To debug this, check the container logs and the container events.

  • kubectl get pods
  • Find your pod name.
  • kubectl logs
  • If logs don't make it obvious...
  • kubectl get events

If you deployed into a namespace, make sure to add -n to all commands.

This should reveal basically everything. If you're stuck, you can also browse around the k8s dashboard if you haven't yet. But that probably wouldn't reveal much more than the CLI is with these commands.

1

K8s works with concept of Health Check, in your application you have some port or command/trigger that K8s can monitoring? Maybe because of that your container is not works.

1
  1. It looks like your dockerfile has both CMD and ENTRYPOINT, so it’s highly likely that what gets invoked as a commsnd is pwsh -f /app/Start-Test.ps1 /app/Start-Test.ps1. It could be that this command gives an error, kubectl describe <your-pod> might shed some light onto what’s going on.
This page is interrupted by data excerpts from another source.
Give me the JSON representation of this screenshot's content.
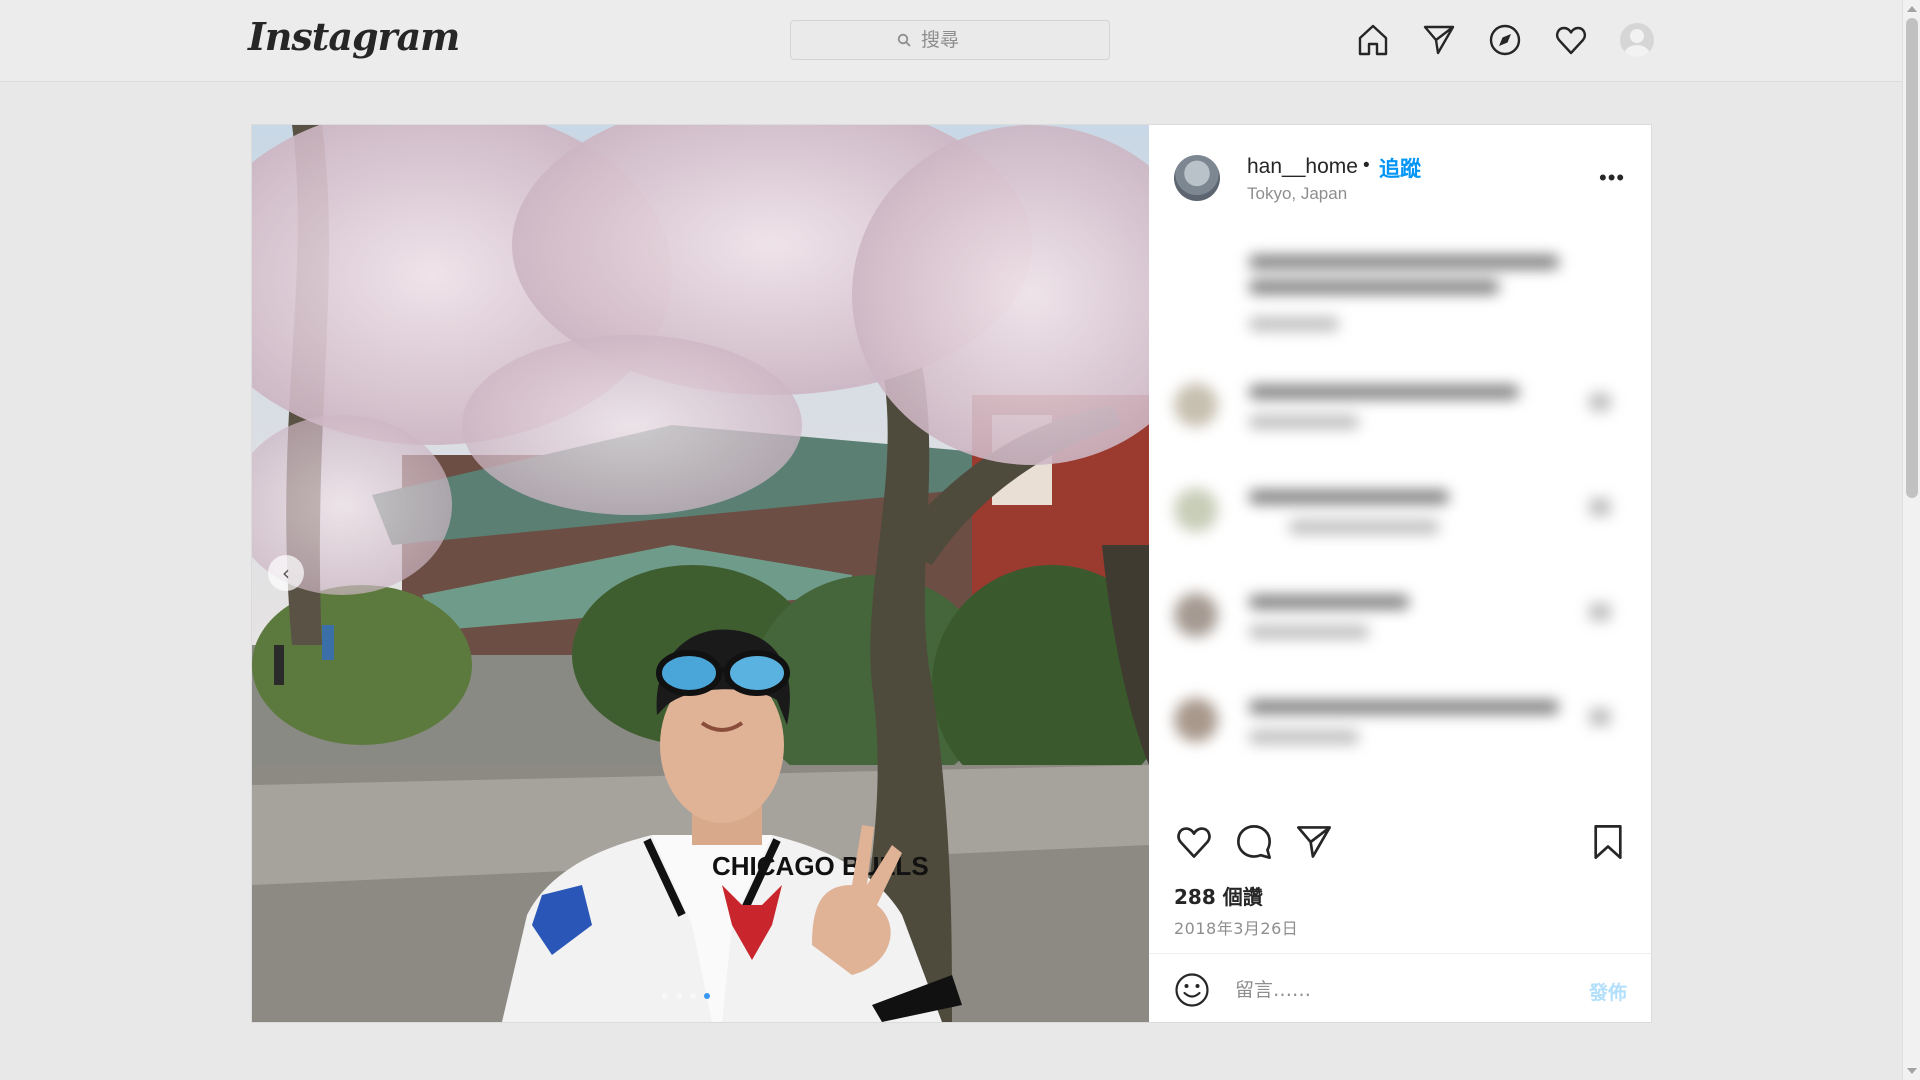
{
  "nav": {
    "logo": "Instagram",
    "search_placeholder": "搜尋",
    "icons": [
      "home-icon",
      "direct-icon",
      "explore-icon",
      "activity-heart-icon",
      "profile-avatar"
    ]
  },
  "post": {
    "username": "han__home",
    "separator": "•",
    "follow_label": "追蹤",
    "location": "Tokyo, Japan",
    "more_label": "•••",
    "likes": "288 個讚",
    "date": "2018年3月26日",
    "comment_placeholder": "留言……",
    "post_button": "發佈",
    "carousel_prev": "‹",
    "jacket_text": "CHICAGO BULLS"
  },
  "colors": {
    "link_blue": "#0095f6",
    "post_button_disabled": "#b2dffc",
    "page_background": "#e8e8e8"
  }
}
Check this answer for details on difference between CMD and ENTRYPOINT
  2. If you’re getting ImagePullBackOff, then image might be missing from the registry or secrets are invalid.

Hope this helps

0

When running PowerShell as the ENTRYPOINT for the container PowerShell should be executed as:

ENTRYPOINT ["pwsh", "-NoExit", "-File", "/app/Start-Test.ps1"]

The short form of each of those parameters can be used. Additionally, the -NoExit flag will help with debugging the issue in for your deployment. The reason the -NoExit flag helps is the deployment stays alive long enough for you to confirm the logs and the container health.

This answer along with answers from Alexey Skolyarov and John Humphreys to debug and solve my issue.